札幌電気工事業協同組合 理事長 尾池 一仁
「年金を上手に受け取る知恵」
 
 5月22日開催の平成20年度通常総代会において、改めまして私は、代表理事として5期目の選任を受けた所であります。最後の任期としての2年間を、札電協の舵取り役として全力を尽くしたく存じます。紫煙愛読の皆様の一層のご支援をお願いいたします。

 理事長就任の挨拶は早々に切り上げて、表題の「年金を上手に受け取る知恵」について、私なりに調査研究したことを読者の皆様にご案内申し上げ、役立てて頂きたく思います。

 皆さんが長年掛け金を納入し続けた年金受給者としての権利は、満60歳の誕生日を迎えた時点で得られます。但し、受給権を得ただけであって、次なる対処をしなければ、その権利の内容の把握、ならびに実際の受給は実現されません。皆さんの年齢が60歳に到達する数ヶ月前に社会保険事務所あるいは在住する行政機関より、年金請求書が自宅へ送られて来ます。

 「自分は65歳から受給を受けた方が沢山年金が貰えるから」などと思わずに、年金請求書が送られて来ましたら早速必要用件を記入して返送をするべきであります。請求書を返送し、おおむね1ケ月前後で「国民年金・厚生年金保険年金証書」が送られて来ます。この証書には貴方の年金の支給停止額と支給年金額が「年金保険裁定通知書」として明記されています。この通知書が手元に存在していれば、ひとまず安心です。

 なぜ請求手続きが重要であるかと言えば、残念なことに貴方の年金受給権利が発生しても、社会保険庁ならびに行政機関は、貴方に代わって受給手続きをしてくれません。最近生命保険金の未払いが問題視されていますが、権利者が自ら請求手続きをしなければ、権利は履行されないのです。この事は欧米社会では当たり前のことでありますが、ついつい権利が喪失してしまうことが多々あるのです。少し安心して頂くために、権利喪失には5年間の時効がありますことをお知らせしておきます。

 現在の日本の年金制度では年金受給対象年齢を段階的に繰り上げ、現在年齢48歳以下の方は、65歳に達して初めて、年金受給対象者となる制度に変わってしまったのであります。48歳以上64歳未満の方は、年齢に応じて受給年齢の種類が異なります。

 組合員の皆様の年金は、報酬比例部分・定額部分・厚生年金基金部分と3階構造となっています。では、受給対象者が60歳に到達し、どの年金が受給されるのかを、実例を上げて説明させて頂きます。今年4月に還暦を迎え60歳となり、年金請求書を提出し「年金保険年金証書」が手元に届いた方は、1階部分である報酬比例部分の年金が支給されます。但し1ケ月の給与報酬が28万円以下の方に限られます。また、支給金額について、当然のことながら個々の違いはあります。2階部分の定額部分は、64歳になって初めて支給されます。また「北海道電気工事業厚生年金基金」に加入の方は、1階・2階部分に関係なく、請求を行うことによって受給できます。

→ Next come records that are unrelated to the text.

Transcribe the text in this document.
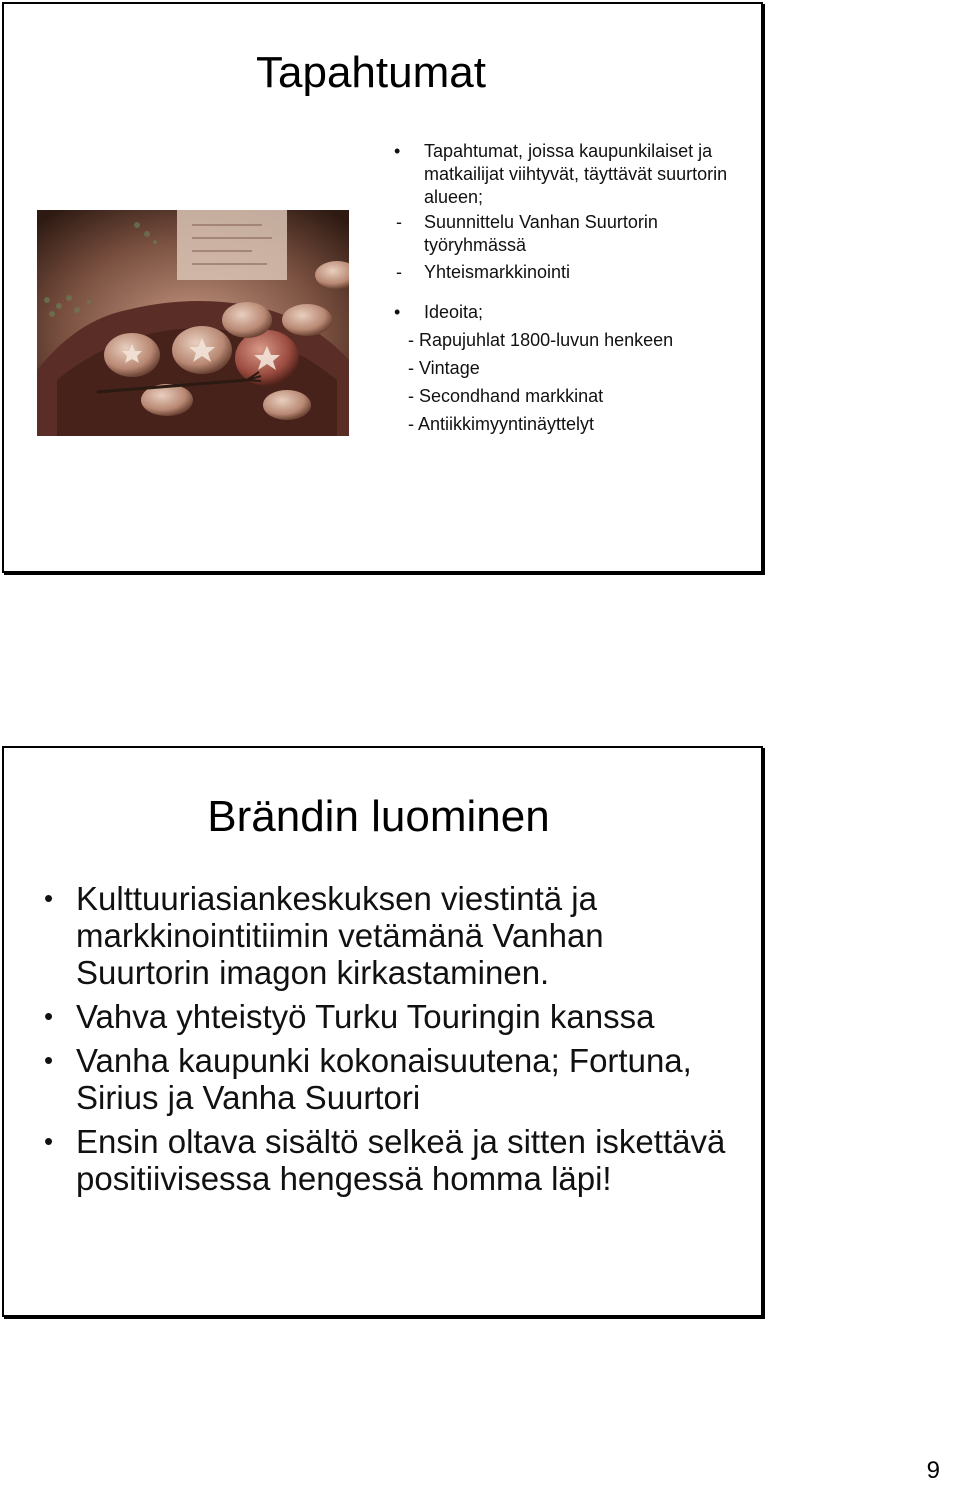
Tapahtumat
• Tapahtumat, joissa kaupunkilaiset ja matkailijat viihtyvät, täyttävät suurtorin alueen;
- Suunnittelu Vanhan Suurtorin työryhmässä
- Yhteismarkkinointi
• Ideoita;
- Rapujuhlat 1800-luvun henkeen
- Vintage
- Secondhand markkinat
- Antiikkimyyntinäyttelyt
Brändin luominen
• Kulttuuriasiankeskuksen viestintä ja markkinointitiimin vetämänä Vanhan Suurtorin imagon kirkastaminen.
• Vahva yhteistyö Turku Touringin kanssa
• Vanha kaupunki kokonaisuutena; Fortuna, Sirius ja Vanha Suurtori
• Ensin oltava sisältö selkeä ja sitten iskettävä positiivisessa hengessä homma läpi!
9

 ここで私の年金受給計画をご案内し、皆様の参考として頂ければと思います。私の現在の報酬比例部分の基本年金定額は、年額で1,295,600円です。現在の支給停止額は991,800円で支給額は303,800円です。更に厚生年金基金の支給額45,000円程です。このままでは、年金は年額で753,800円しかありません。そこで停止の991,800円の支給を受ける方法があります。現在私は双豊電気鰍フ常勤取締役会長の立場で報酬を頂いており、多額の健康保険料と厚生年金保険料の負担を強いられており、会社も同額の負担をしているのであります。

 来年5月からは、非常勤取締役会長とさせて頂き、会社からは月々20万円ほどの非常勤会長報酬を頂くことにより、支給停止額の991,800円も支給を受けることができ、年額合計で175万円程度の年金を受け取ることができるのです。更に、会社が負担している健康保険料と、厚生年金保険料の負担が無くなるのです。65歳まで厚生+−年金保険料を掛け続けていれば、年金の支給額が増えるとの考えもありますが、例え増加しても、月々10万円も増加するものでもなく、せいぜい月1万円程度でないかと思われます。また常勤取締役と非常勤取締役の違いにより、対外的に影響が出るのではないかと危惧されますが、常勤会長または非常勤会長など区分した名刺などは見たこともなく、特に問題はありません。

 今現在、60歳から64歳の皆さんで、後継者がいらっしゃる方は、実務は「社長」であっても、肩書きを取締役会長と改め、年金対応としては非常勤会長扱いとすることにより、従来の手取金額は同等でも、会社負担が年額で100万円規模の節約に繋がりますので、是非ともご検討下さい。尚、健康に対する担保のために、国民健康保険の加入はするべきであり、年額20万円程度の負担となります。

 私達善良なる社会人としては、唯一国から頂くことのできる手当は、年金しかありません。飽食の時代に生きた60代の皆様は、現在の平均寿命まで健康で生きられると思っている方は少ないのではないかと思います。ですから年金は早めに受給されると共に、受給権すべてを行使すべきであります。北海道電気工事業厚生年金基金の事務所に、6月1日より年金相談局を設け、平田事務局長をその任に当てますので、組合員の読者皆様は、遠慮なくお越し頂きますことをご案内し結びと致します。